The Court of Appeal judge agreed with the Divisional Court’s decision, affirming the certification of the class action. They found that although a civil claim for damages under the Competition Act requires proof of harm or damage, proving the existence of price maintenance under s. 61 does not require evidence of damage, and can be determined on a class-wide basis.
A Warning to the Sandwich Cartel – The Importance of this Decision
The importance of this decision rests with the idea that the allegation of a competition, contract and tort breach are considered common issues that can proceed through certification without a damages assessment.
The implications of this are far-reaching. First, the Court of Appeal seems to have embraced a lower threshold for class action certification, especially with respect to claims that require proof of harm as an integral part of liability. Now, class action suits involving indirect or direct purchasers in Ontario are more likely to pass the certification stage and get to argue their cases on the merits. This could well lead to a significant increase in the quantity of Canadian class action suits brought and that proceed through to the lengthy and expensive trial process. Some may well see this as a clogging up of our courts, or a decision that helps pave the way for a more litigious Canada. On the other hand, this decision will improve access to justice for plaintiffs and reduce multiplicity of proceedings issues.
Secondly, it looks like this decision will have less-than-obvious implications for franchisors in Ontario.
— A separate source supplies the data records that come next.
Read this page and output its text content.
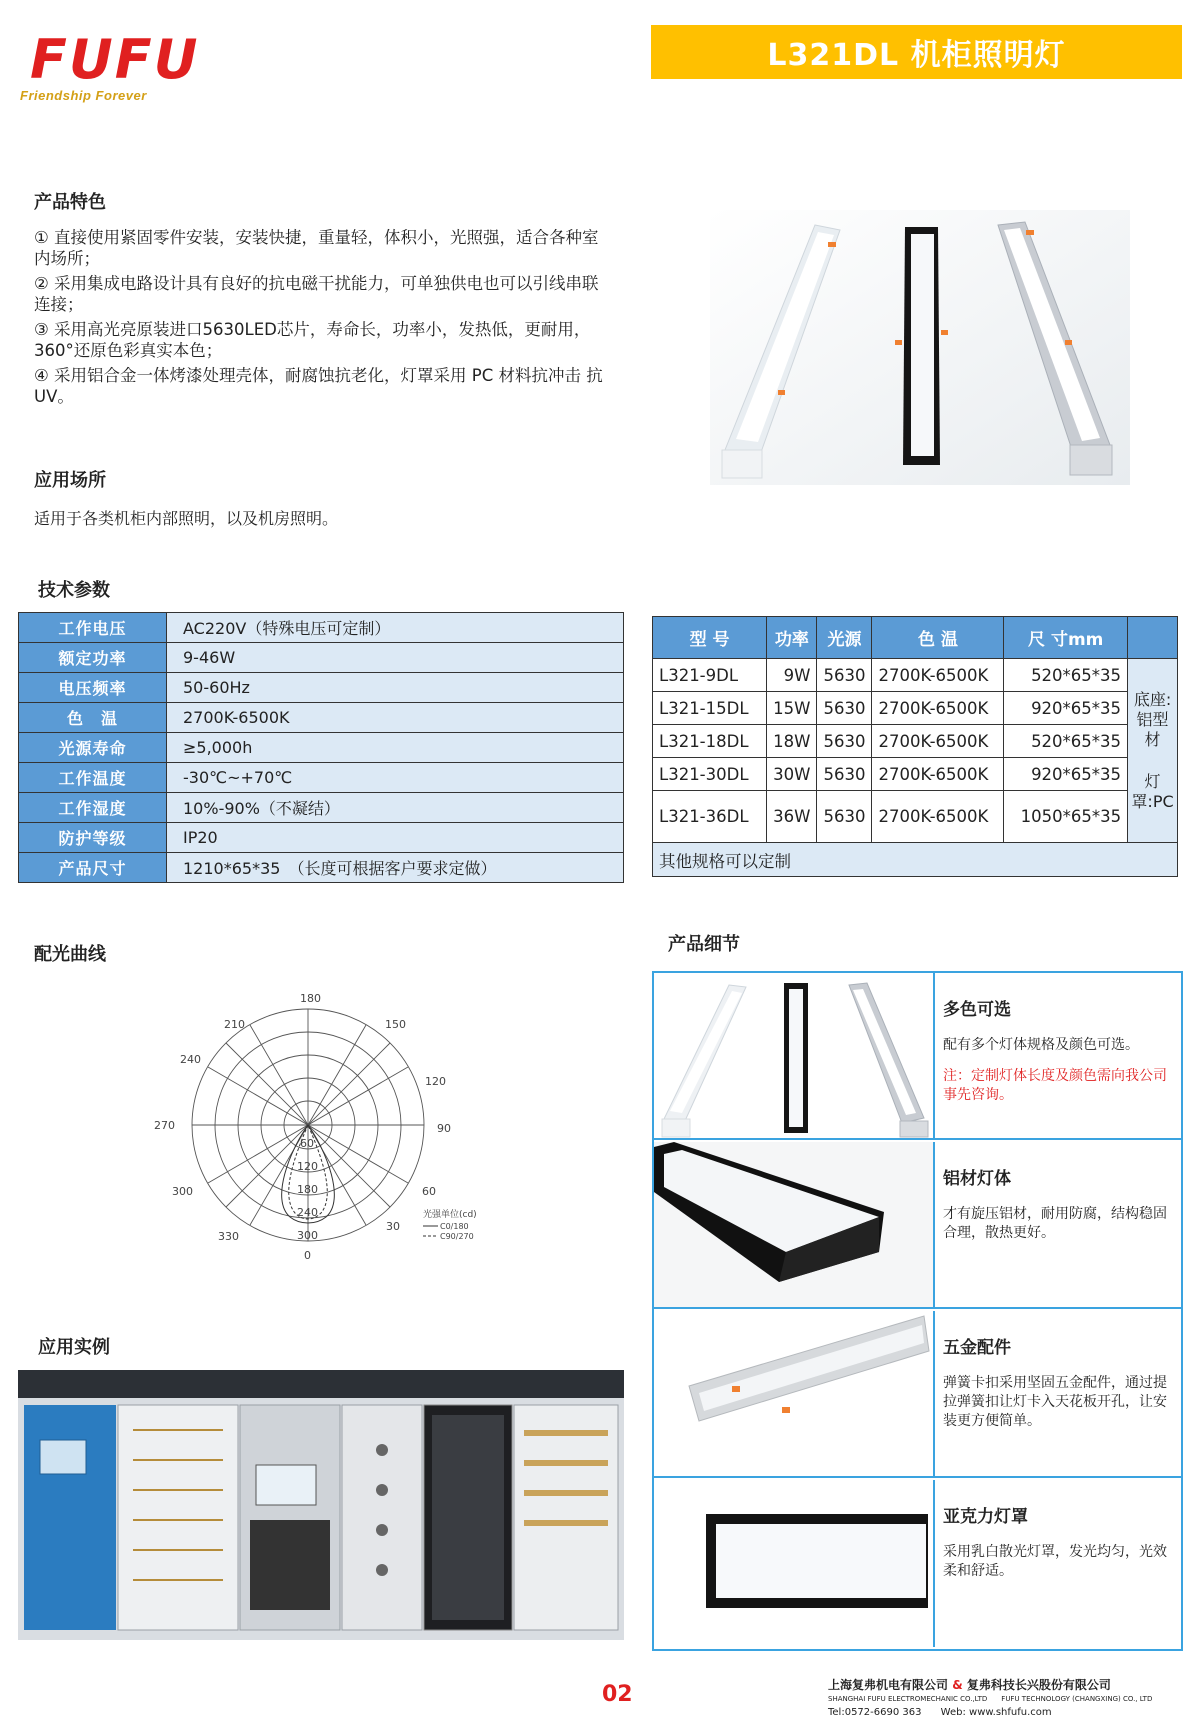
FUFU
Friendship Forever
L321DL 机柜照明灯
产品特色

① 直接使用紧固零件安装，安装快捷，重量轻，体积小，光照强，适合各种室内场所；

② 采用集成电路设计具有良好的抗电磁干扰能力，可单独供电也可以引线串联连接；

③ 采用高光亮原装进口5630LED芯片，寿命长，功率小，发热低，更耐用，360°还原色彩真实本色；

④ 采用铝合金一体烤漆处理壳体，耐腐蚀抗老化，灯罩采用 PC 材料抗冲击 抗 UV。

应用场所
适用于各类机柜内部照明，以及机房照明。
技术参数
工作电压	AC220V（特殊电压可定制）
额定功率	9-46W
电压频率	50-60Hz
色　温	2700K-6500K
光源寿命	≥5,000h
工作温度	-30℃~+70℃
工作湿度	10%-90%（不凝结）
防护等级	IP20
产品尺寸	1210*65*35　（长度可根据客户要求定做）
型 号	功率	光源	色 温	尺 寸mm	
L321-9DL	9W	5630	2700K-6500K	520*65*35	底座:铝型材
灯罩:PC

L321-15DL	15W	5630	2700K-6500K	920*65*35	
L321-18DL	18W	5630	2700K-6500K	520*65*35	
L321-30DL	30W	5630	2700K-6500K	920*65*35	
L321-36DL	36W	5630	2700K-6500K	1050*65*35	
其他规格可以定制					
配光曲线
180
210	150
240
120
270	90
300	60
330
30
0
60
120
180
240
300
光强单位(cd)
C0/180
C90/270
应用实例
产品细节
多色可选
配有多个灯体规格及颜色可选。
注：定制灯体长度及颜色需向我公司事先咨询。
铝材灯体
才有旋压铝材，耐用防腐，结构稳固合理，散热更好。
五金配件
弹簧卡扣采用坚固五金配件，通过提拉弹簧扣让灯卡入天花板开孔，让安装更方便简单。
亚克力灯罩
采用乳白散光灯罩，发光均匀，光效柔和舒适。
02	上海复弗机电有限公司 & 复弗科技长兴股份有限公司
SHANGHAI FUFU ELECTROMECHANIC CO.,LTD　　FUFU TECHNOLOGY (CHANGXING) CO., LTD
Tel:0572-6690 363 Web: www.shfufu.com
As the June 24 2010 Osler Update speculates, this decision implies that courts hearing franchise class actions are willing, when appropriate, to certify as a common issue whether there has been a breach by the franchisor of a specific provision of a franchise agreement. The Court of Appeal noted that a dispute between a franchisor and their franchisees is exactly the type of case for a class proceeding.
If, in a few years, you notice you are getting more bang for your buck at Quizno’s, thanks should be directed to the Ontario Court of Appeal for allowing more class proceedings to be certified for trial. This could do wonders to avoid price-gouging franchisors and could pave the way for more class action certifications.